Уже совсем большая прыгала она опять в Эйтине по подушкам, бегала по железным крученым лестницам, училась стрелять в уток на замковом пруду. А потом целовалась с дядей, который был на десять лет старше. От него пахло краской для усов и домашним пивом. «Вы шутите!» — сказала она ему и обещала, когда сделается совершеннолетней, стать его женой. Он хмурился и зло смотрел на брата прусского короля, играющего с ней в кегли.
Посредине игры вдруг замолкала она, уходила к себе и долго сидела, глядя в стену. Снова ощущала она жесткий корсет и болезненно приподнятое плечо. Предметы оборачивались другой стороной…
Пастор Моклер, которого уважал отец, беседовал с ней по воскресеньям. «Бог передал нам десять заповедей, и ничего больше не придумает человечество в подтверждение своего смысла и достоинства!» — говорил он, положа мягкую руку ей на голову. Задумчивое, печальное лицо его освещалось необычным светом. Господин Вагнер, учивший ее правильной немецкой речи, говорил то же самое, но лицо у него было розовое и довольное.
Был еще господин Больхаген, старый друг отца, замещающий его в службе. Седой, изломанный, с покалеченной ядром рукой, он приходил во время болезни, подолгу рассказывал о своих странствиях и службе у разных королей. «Главное для человека — иметь сердце!» — восклицал он, поднимая вверх палец. Господин Больхаген твердо считал, что ей предстоит носить корону. Когда пришло известие о свадьбе кузины Августы Саксен-Готской и сына короля Георга Второго Английского, он убежденно сказал: «Эта принцесса поплоше наших. Уж если ей выпало быть королевой, то кем же станут наши дети!»

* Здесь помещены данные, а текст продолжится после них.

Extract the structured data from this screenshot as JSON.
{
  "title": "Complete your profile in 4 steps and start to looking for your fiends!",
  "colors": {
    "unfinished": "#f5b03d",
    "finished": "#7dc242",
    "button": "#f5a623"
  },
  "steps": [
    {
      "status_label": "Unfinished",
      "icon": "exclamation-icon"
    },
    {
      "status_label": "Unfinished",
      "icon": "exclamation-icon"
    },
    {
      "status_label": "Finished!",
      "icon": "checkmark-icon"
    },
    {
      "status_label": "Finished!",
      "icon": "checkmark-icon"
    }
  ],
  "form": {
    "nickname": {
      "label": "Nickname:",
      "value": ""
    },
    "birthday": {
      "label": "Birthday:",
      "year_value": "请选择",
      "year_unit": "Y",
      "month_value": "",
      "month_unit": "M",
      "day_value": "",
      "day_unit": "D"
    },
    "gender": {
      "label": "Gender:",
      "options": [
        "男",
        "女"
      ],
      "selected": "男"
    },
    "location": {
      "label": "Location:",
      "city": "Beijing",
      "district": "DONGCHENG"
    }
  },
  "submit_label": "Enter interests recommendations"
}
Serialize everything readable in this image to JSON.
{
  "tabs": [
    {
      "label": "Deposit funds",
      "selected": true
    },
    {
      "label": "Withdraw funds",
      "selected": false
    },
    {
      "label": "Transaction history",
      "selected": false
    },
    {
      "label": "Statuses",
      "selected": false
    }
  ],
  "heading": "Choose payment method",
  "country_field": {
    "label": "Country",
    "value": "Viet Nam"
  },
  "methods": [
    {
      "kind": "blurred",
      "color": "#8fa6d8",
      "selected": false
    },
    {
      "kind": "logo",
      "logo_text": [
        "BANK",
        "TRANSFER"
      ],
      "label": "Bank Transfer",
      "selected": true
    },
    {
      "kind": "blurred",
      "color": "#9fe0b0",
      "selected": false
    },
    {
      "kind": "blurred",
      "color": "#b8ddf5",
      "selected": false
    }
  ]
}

Что же делала она, неугодное богу? Заспорила с законоучителем и упрямо твердила, что никакого хаоса не было. Не могло быть так в мире, чтобы не существовало никакого порядка. Стуча по столу сухим пальцем, старый пастор предрекал, что за гордыню ее ждет ужасное наказание. В котле с вонючей серой будет она кипеть. «Не было… не было хаоса!» — кричала она и громко плакала. А потом горячо молилась наедине, прося бога исправить ее характер. Вечные муки страшили. В Гедлинбургском аббатстве, куда привозила ее мать, кругом были мопсы и попугаи: в доме, в карете, даже в церкви. Шестнадцать мопсов жили в комнате у настоятельницы, приходившейся теткой матери, и запах стоял невыносимый. Здесь же, в аббатстве, жила сестра матери — тоже голштинская принцесса. С утра до ночи ругались они между собой, и мать их мирила.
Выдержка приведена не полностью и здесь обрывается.